Поведение первого типа, мотивосообразное и подчиненное организующей цели, заведомо не является фрустрационным. Причем здесь важны именно эти внутренние его характеристики, ибо сам по себе внешний вид поведения (будь то наблюдаемое безразличие субъекта к только что манившей его цели, деструктивные действия или агрессия) не может однозначно свидетельствовать о наличии у субъекта состояния фрустрации: ведь мы можем иметь дело с произвольным использованием той же агрессии (или любых других, обычно автоматически относящихся к фрустрационному поведению актов), использованием, сопровождающимся, как правило, самоэкзальтацией с разыгрыванием соответствующего эмоционального состояния (ярости) и исходящим из сознательного расчета таким путем достичь цели.

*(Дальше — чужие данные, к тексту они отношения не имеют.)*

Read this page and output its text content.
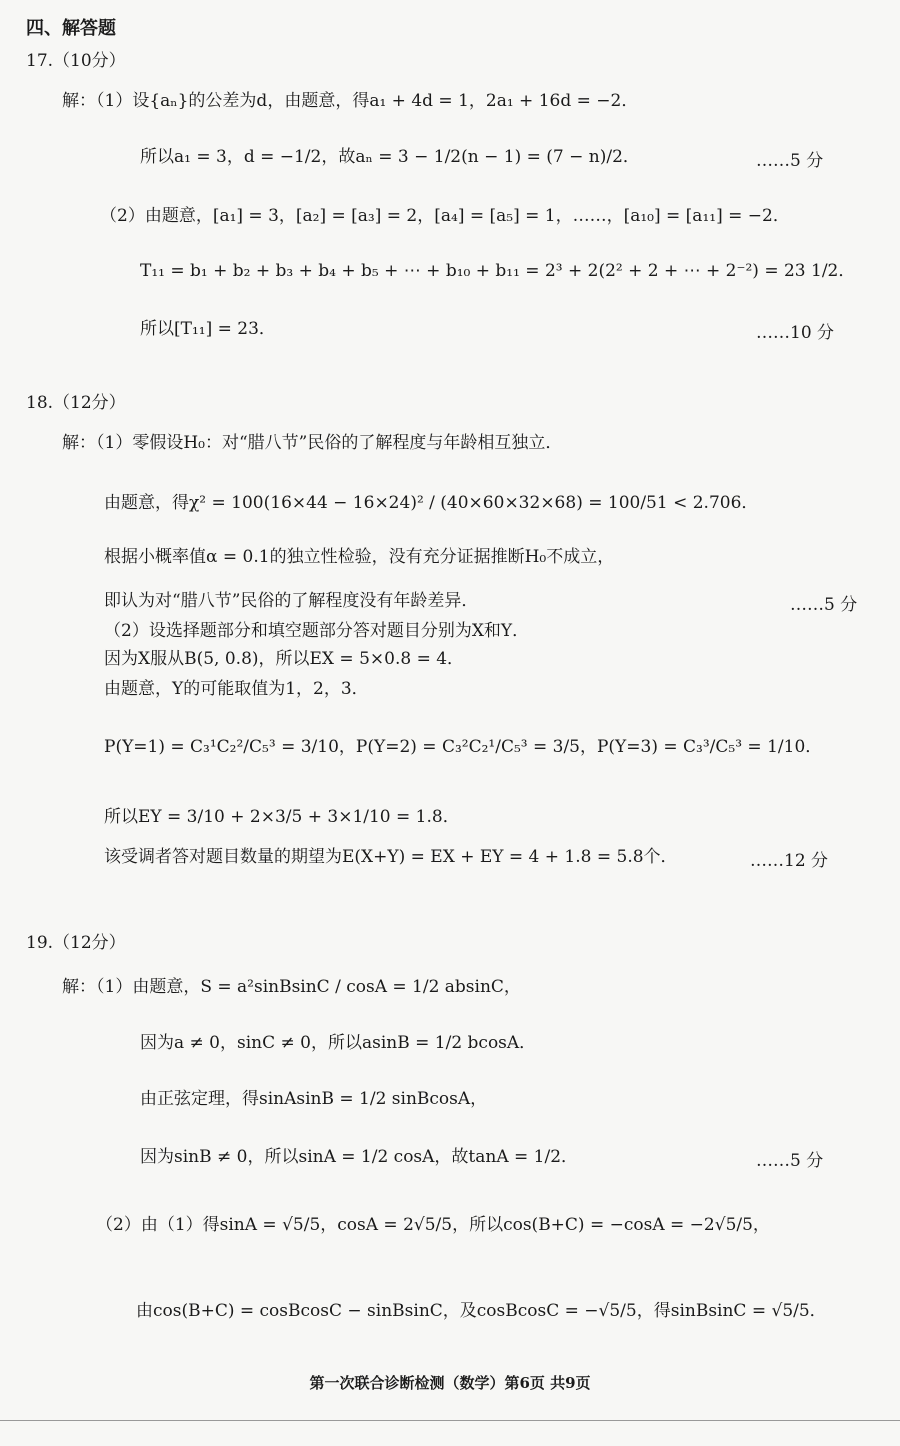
四、解答题
17.（10分）
解：（1）设{aₙ}的公差为d，由题意，得a₁ + 4d = 1，2a₁ + 16d = −2．
所以a₁ = 3，d = −1/2，故aₙ = 3 − 1/2(n − 1) = (7 − n)/2．	……5 分
（2）由题意，[a₁] = 3，[a₂] = [a₃] = 2，[a₄] = [a₅] = 1，……，[a₁₀] = [a₁₁] = −2．
T₁₁ = b₁ + b₂ + b₃ + b₄ + b₅ + ⋯ + b₁₀ + b₁₁ = 2³ + 2(2² + 2 + ⋯ + 2⁻²) = 23 1/2．
所以[T₁₁] = 23．	……10 分
18.（12分）
解：（1）零假设H₀：对“腊八节”民俗的了解程度与年龄相互独立．
由题意，得χ² = 100(16×44 − 16×24)² / (40×60×32×68) = 100/51 < 2.706．
根据小概率值α = 0.1的独立性检验，没有充分证据推断H₀不成立，
即认为对“腊八节”民俗的了解程度没有年龄差异．	……5 分
（2）设选择题部分和填空题部分答对题目分别为X和Y．
因为X服从B(5, 0.8)，所以EX = 5×0.8 = 4．
由题意，Y的可能取值为1，2，3．
P(Y=1) = C₃¹C₂²/C₅³ = 3/10，P(Y=2) = C₃²C₂¹/C₅³ = 3/5，P(Y=3) = C₃³/C₅³ = 1/10．
所以EY = 3/10 + 2×3/5 + 3×1/10 = 1.8．
该受调者答对题目数量的期望为E(X+Y) = EX + EY = 4 + 1.8 = 5.8个．	……12 分
19.（12分）
解：（1）由题意，S = a²sinBsinC / cosA = 1/2 absinC，
因为a ≠ 0，sinC ≠ 0，所以asinB = 1/2 bcosA．
由正弦定理，得sinAsinB = 1/2 sinBcosA，
因为sinB ≠ 0，所以sinA = 1/2 cosA，故tanA = 1/2．	……5 分
（2）由（1）得sinA = √5/5，cosA = 2√5/5，所以cos(B+C) = −cosA = −2√5/5，
由cos(B+C) = cosBcosC − sinBsinC，及cosBcosC = −√5/5，得sinBsinC = √5/5．
第一次联合诊断检测（数学）第6页 共9页
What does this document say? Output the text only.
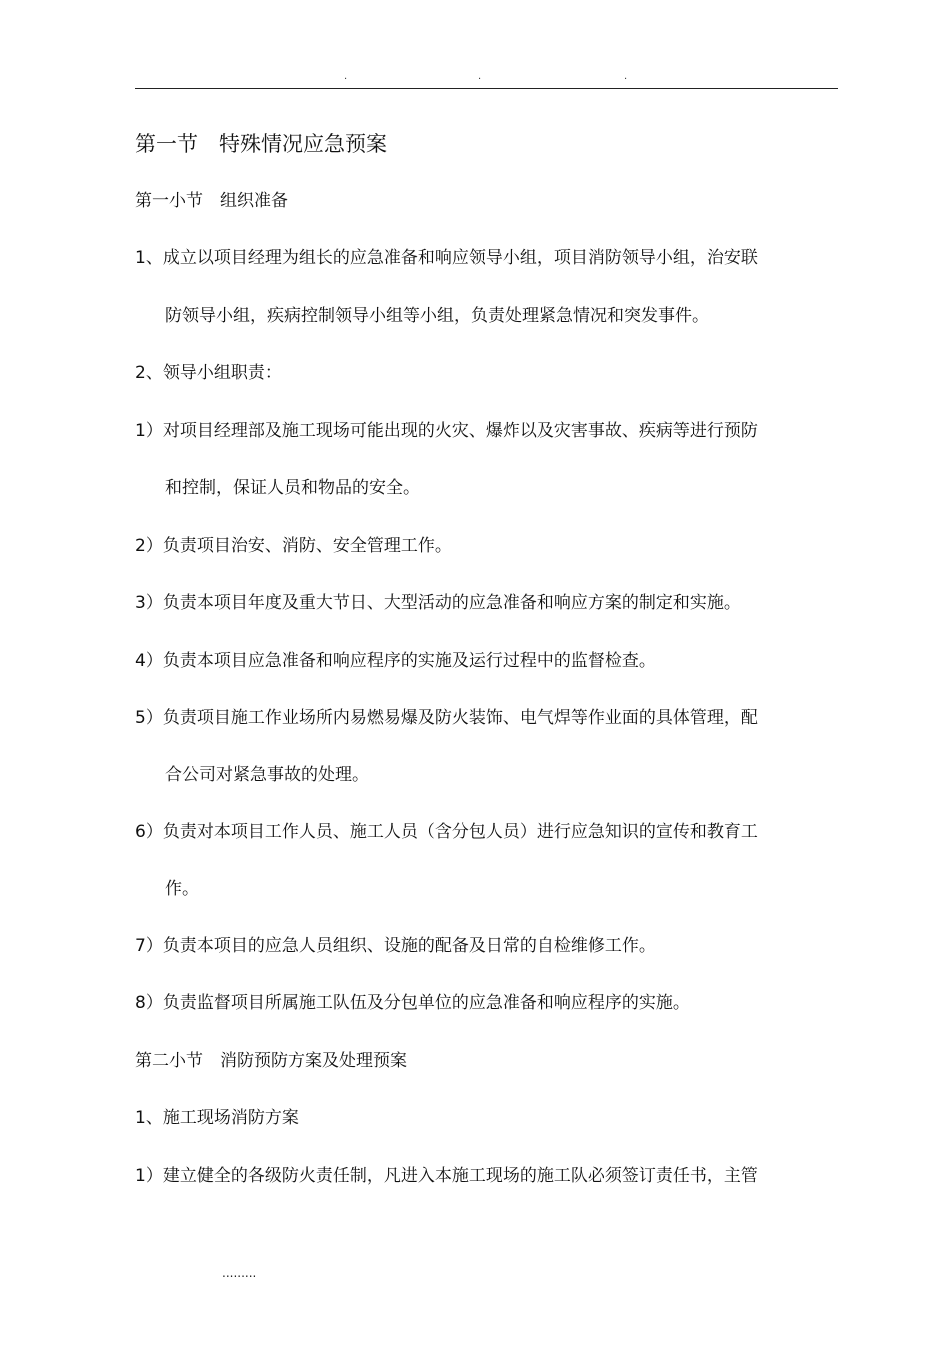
.	.	.
第一节　特殊情况应急预案
第一小节　组织准备
1、成立以项目经理为组长的应急准备和响应领导小组，项目消防领导小组，治安联
防领导小组，疾病控制领导小组等小组，负责处理紧急情况和突发事件。
2、领导小组职责：
1）对项目经理部及施工现场可能出现的火灾、爆炸以及灾害事故、疾病等进行预防
和控制，保证人员和物品的安全。
2）负责项目治安、消防、安全管理工作。
3）负责本项目年度及重大节日、大型活动的应急准备和响应方案的制定和实施。
4）负责本项目应急准备和响应程序的实施及运行过程中的监督检查。
5）负责项目施工作业场所内易燃易爆及防火装饰、电气焊等作业面的具体管理，配
合公司对紧急事故的处理。
6）负责对本项目工作人员、施工人员（含分包人员）进行应急知识的宣传和教育工
作。
7）负责本项目的应急人员组织、设施的配备及日常的自检维修工作。
8）负责监督项目所属施工队伍及分包单位的应急准备和响应程序的实施。
第二小节　消防预防方案及处理预案
1、施工现场消防方案
1）建立健全的各级防火责任制，凡进入本施工现场的施工队必须签订责任书，主管
.........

Такое псевдофрустрационное поведение может перейти в форму поведения второго типа: умышленно "закатив истерику" в надежде добиться своего, человек теряет контроль над своим поведением, он уже не волен остановиться, вообще регулировать свои действия. Произвольность, т.е. контроль со стороны воли, утрачен, однако это не значит, что полностью утрачен контроль со стороны сознания. Поскольку это поведение более не организуется целью, оно теряет психологический статус целенаправленного действия, но тем не менее сохраняет еще статус средства реализации исходного мотива ситуации, иначе говоря, в сознании сохраняется смысловая связь между поведением и мотивом, надежда на разрешение ситуации. Хорошей иллюстрацией этого типа поведения могут служить рентные истерические реакции, которые образовались в результате "добровольного усиления рефлексов" (79, с.72), но впоследствии стали непроизвольными. При этом, как показывают, например, наблюдения военных врачей, солдаты, страдавшие истерическими гиперкинезами, хорошо осознавали связь усиленного дрожания с возможностью избежать возвращения на поле боя.

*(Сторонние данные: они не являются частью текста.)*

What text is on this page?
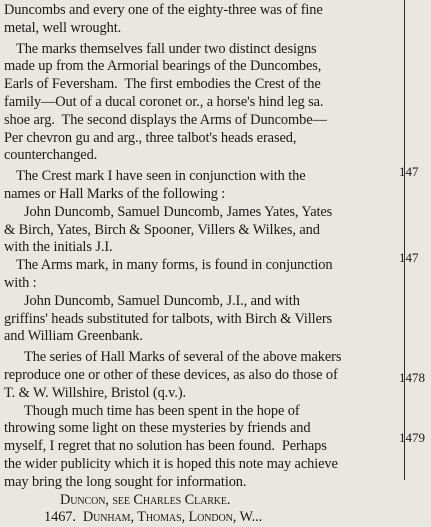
Duncombs and every one of the eighty-three was of fine
metal, well wrought.
The marks themselves fall under two distinct designs
made up from the Armorial bearings of the Duncombes,
Earls of Feversham.  The first embodies the Crest of the
family—Out of a ducal coronet or., a horse's hind leg sa.
shoe arg.  The second displays the Arms of Duncombe—
Per chevron gu and arg., three talbot's heads erased,
counterchanged.
The Crest mark I have seen in conjunction with the
names or Hall Marks of the following :
John Duncomb, Samuel Duncomb, James Yates, Yates
& Birch, Yates, Birch & Spooner, Villers & Wilkes, and
with the initials J.I.
The Arms mark, in many forms, is found in conjunction
with :
John Duncomb, Samuel Duncomb, J.I., and with
griffins' heads substituted for talbots, with Birch & Villers
and William Greenbank.
The series of Hall Marks of several of the above makers
reproduce one or other of these devices, as also do those of
T. & W. Willshire, Bristol (q.v.).
Though much time has been spent in the hope of
throwing some light on these mysteries by friends and
myself, I regret that no solution has been found.  Perhaps
the wider publicity which it is hoped this note may achieve
may bring the long sought for information.
Duncon, see Charles Clarke.
1467.  Dunham, Thomas, London, W...
147
147
1478
1479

Для поведения третьего тира характерна как раз утрата связи, через которую от мотива передается действию смысл. Человек лишается сознательного контроля над связью своего поведения с исходным мотивом: хотя отдельные действия его остаются еще целенаправленными, он действует уже не "ради чего-то", а "вследствие чего– то". Таково упоминавшееся поведение человека, целенаправленно дерущегося у кассы со своим конкурентом в то время, как поезд отходит от станции. "Мотивация здесь, – говорит Н. Майер, – отделяется от причинения как объясняющее понятие" (221, с.371; ср.:142, с.101).

Поведение четвертого типа, пользуясь термином К. Гольдштейна, можно назвать "катастрофическим". Это поведение не контролируется ни волей, ни сознанием субъекта, оно и дезорганизовано, и не стоит в содержательно-смысловой связи с мотивом ситуации. Последнее, важно заметить, не означает, что прерваны и другие возможные виды связей между мотивом и поведением (в первую очередь "энергетические"), поскольку, будь это так, не было бы никаких оснований рассматривать это поведение в отношении фрустрированного мотива и квалифицировать как "мотивонесообразное". Предположение, что психологическая ситуация продолжает определяться фрустрированным мотивом, является необходимым условием рассмотрения поведения как следствия фрустрации.

Возвращаясь теперь к поставленному выше вопросу о различении ситуации затрудненности и ситуации фрустрации, можно сказать, что первой из них соответствует поведение первого типа нашей типологии, а второй – остальных трех типов. С этой точки зрения видна неадекватность линейных представлений о фрустрационной толерантности, с помощью которых обычно описывается переход ситуации затрудненности в ситуацию фрустрации. На деле он осуществляется в двух измерениях – по линии утраты контроля со стороны воли, т.е. дезорганизации поведения и/или по линии утраты контроля со стороны сознания, т.е. утраты "мотивосообразности" поведения, что на уровне внутренних состояний выражается соответственно в потере терпения и надежды. Мы ограничимся пока этой формулой, ниже нам еще представится случай остановиться на отношениях между этими двумя феноменами.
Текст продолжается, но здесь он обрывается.